Für die Ergebnisqualität in der Hüftrevisionsendoprothetik ist aber nicht nur durch die „beste“ Implantat- und Transplantatwahl wichtig, sondern v. a. auch eine ausgewiesene Operationstechnik. Hier gilt es Tipps und Tricks von erfahrenen Operateuren zur Fehlervermeidung zu beachten und den Vorhandenen „bone stock“ so schonend wie möglich zu behandeln. Ein Revisionsimplantat kann nur an oder in einem vitalen Knochen „halten“, so dass jedes die Blutversorgung kompromittierende Vorgehen zu vermeiden ist. Inwieweit diesbezüglich operationstechnische Hilfen wie die Navigation uns künftig sinnvoller Weise helfen können, bleibt derzeit noch offen. Erste Ansätze in der „Navigation beim Prothesenwechsel“ sind zwar vorhanden, aber in keinster Form in der klinischen Praxis etabliert. Hier gilt es künftig insbesondere unter dem Aspekt des minimal-invasiven Operierens weiterführende Technologien zu entwickeln.

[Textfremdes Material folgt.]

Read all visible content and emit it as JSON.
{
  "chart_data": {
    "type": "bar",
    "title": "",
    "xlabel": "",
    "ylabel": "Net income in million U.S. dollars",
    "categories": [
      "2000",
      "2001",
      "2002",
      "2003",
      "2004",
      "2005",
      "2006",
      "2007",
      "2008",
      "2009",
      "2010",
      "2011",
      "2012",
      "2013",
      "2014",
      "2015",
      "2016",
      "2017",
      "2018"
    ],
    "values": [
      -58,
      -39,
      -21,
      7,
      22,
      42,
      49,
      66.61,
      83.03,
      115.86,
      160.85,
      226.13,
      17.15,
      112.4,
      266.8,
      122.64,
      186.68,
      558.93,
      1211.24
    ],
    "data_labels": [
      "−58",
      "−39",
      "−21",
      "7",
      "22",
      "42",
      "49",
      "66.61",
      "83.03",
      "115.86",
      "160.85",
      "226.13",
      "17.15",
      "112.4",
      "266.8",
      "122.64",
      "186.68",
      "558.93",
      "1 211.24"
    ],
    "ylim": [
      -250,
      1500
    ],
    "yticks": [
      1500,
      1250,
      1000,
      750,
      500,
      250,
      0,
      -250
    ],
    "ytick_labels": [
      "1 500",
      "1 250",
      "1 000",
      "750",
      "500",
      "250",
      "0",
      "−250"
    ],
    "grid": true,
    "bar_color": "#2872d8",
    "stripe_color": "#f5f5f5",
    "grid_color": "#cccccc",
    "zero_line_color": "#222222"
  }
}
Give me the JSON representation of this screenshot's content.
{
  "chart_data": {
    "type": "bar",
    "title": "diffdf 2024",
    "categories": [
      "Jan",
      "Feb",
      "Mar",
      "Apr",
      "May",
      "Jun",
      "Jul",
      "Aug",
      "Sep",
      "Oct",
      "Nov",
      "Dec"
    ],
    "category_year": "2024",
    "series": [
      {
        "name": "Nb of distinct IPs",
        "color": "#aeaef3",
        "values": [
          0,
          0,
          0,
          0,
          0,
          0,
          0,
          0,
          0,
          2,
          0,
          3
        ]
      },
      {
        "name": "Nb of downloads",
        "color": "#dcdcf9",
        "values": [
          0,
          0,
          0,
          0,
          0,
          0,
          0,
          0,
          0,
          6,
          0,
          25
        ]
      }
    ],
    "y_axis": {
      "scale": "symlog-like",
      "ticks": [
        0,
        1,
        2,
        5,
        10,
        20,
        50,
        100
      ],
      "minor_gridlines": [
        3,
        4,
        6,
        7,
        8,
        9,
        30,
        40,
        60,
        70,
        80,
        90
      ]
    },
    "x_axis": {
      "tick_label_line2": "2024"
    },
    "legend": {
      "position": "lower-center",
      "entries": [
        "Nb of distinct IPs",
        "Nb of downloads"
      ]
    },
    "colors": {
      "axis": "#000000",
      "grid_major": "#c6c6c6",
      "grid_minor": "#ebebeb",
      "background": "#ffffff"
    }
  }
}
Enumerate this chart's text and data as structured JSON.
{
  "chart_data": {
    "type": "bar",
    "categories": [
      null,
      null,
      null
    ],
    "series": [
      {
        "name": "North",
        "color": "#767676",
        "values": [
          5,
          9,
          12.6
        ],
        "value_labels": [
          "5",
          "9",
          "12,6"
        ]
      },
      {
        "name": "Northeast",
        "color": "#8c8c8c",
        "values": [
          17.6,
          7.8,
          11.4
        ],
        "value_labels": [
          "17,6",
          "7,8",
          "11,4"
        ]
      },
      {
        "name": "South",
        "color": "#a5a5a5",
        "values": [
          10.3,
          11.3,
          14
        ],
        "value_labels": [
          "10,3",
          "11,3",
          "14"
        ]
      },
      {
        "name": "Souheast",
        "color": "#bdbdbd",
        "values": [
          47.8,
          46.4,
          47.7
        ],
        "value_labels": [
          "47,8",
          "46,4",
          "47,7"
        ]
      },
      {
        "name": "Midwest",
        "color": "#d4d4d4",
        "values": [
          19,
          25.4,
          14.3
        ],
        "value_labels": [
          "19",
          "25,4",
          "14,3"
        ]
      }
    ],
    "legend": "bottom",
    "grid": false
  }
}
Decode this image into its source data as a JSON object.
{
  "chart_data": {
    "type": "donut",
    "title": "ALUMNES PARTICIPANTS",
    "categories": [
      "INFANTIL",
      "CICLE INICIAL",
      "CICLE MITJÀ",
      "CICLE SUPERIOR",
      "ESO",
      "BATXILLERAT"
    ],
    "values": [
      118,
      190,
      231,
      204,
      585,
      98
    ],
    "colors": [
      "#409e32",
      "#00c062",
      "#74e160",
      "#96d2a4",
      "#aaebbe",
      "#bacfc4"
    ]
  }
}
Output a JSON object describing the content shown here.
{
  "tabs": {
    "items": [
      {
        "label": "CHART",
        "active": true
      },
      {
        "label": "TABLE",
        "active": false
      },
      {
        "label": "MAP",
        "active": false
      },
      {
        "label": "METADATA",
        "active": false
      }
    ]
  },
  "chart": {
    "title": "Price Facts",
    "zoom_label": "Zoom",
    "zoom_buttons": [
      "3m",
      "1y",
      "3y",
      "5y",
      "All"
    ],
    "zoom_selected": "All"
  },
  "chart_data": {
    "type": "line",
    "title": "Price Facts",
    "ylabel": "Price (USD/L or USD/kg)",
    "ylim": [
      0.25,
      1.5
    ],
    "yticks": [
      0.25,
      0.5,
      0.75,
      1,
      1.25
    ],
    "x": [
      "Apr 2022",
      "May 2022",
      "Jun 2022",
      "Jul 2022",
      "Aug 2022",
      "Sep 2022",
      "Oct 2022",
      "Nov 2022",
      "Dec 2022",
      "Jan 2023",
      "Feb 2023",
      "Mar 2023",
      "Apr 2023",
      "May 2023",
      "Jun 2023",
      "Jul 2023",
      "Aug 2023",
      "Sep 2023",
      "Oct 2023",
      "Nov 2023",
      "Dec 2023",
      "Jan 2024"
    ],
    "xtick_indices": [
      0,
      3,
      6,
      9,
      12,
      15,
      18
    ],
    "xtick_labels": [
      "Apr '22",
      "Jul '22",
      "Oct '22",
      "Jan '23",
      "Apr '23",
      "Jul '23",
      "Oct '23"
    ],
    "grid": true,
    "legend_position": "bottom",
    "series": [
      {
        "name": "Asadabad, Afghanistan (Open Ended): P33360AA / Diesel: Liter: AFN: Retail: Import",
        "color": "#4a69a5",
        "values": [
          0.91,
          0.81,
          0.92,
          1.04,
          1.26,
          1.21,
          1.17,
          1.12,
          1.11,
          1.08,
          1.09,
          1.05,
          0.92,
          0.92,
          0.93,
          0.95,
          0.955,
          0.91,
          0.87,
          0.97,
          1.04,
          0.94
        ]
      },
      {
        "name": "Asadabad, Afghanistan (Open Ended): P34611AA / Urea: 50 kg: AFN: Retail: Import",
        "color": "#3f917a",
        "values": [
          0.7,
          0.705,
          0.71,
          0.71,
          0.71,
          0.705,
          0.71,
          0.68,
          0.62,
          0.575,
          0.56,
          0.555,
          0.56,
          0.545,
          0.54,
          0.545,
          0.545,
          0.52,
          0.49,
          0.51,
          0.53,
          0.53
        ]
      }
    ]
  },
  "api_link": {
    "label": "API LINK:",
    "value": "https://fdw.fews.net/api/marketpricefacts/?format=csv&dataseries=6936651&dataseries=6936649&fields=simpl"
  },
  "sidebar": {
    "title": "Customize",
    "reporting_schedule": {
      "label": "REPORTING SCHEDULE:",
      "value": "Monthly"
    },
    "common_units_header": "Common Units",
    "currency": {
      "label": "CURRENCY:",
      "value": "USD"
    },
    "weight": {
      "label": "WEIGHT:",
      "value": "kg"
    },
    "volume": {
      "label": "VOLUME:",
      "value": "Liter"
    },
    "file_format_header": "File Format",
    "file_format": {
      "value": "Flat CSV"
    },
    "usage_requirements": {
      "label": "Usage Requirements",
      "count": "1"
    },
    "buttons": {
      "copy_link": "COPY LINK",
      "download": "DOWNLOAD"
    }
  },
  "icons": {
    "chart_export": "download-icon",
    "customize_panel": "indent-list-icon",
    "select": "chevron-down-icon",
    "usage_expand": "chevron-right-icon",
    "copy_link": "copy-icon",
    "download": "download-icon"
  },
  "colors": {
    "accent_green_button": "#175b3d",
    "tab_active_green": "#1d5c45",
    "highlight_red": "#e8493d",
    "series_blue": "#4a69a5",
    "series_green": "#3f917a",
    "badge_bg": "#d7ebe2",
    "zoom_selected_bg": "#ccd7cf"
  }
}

Revisionsendoprothetik heißt auch, nicht nur aseptische Lockerungssituationen zu behandeln, sondern auch Komplikationen wie beispielsweise einen Keramikbruch zu beherrschen. Gleiches gilt für die schwerwiegendste Komplikation des künstlichen Gelenkersatzes überhaupt – der Protheseninfektion. Hier hat sich in einer Vielzahl von Zentren der zweizeitige Prothesenwechsel als Standardverfahren durchgesetzt. Dabei ist als wichtigster Operationsschritt das radikale chirurgische Débridement anzusehen, welches nach dem Prothesenausbau durchaus auch mehrfach in kurzen Abständen wiederholt durchzuführen ist, bis die Weichteile gut vaskularisiert und ohne weitere Infektzeichen sind. Darüber hinaus hat sich die interdisziplinäre Zusammenarbeit mit den Mikrobiologen bewährt, um eine optimale systemische und auch lokale Antibiotikatherapie keimadaptiert anzuwenden.

Das vorliegende Themenheft soll einen Überblick über den derzeitigen „state of the art“ in der Hüftrevisionsendoprothetik geben, obwohl damit sicherlich nicht alle Fragestellungen und Problemfelder behandelt werden können. Dies zeigt die Differenziertheit dieses klinischen Betätigungsfelder, welches wie Eingangs erwähnt, immer mehr unser Handeln in Klinik und Praxis mitbestimmen wird.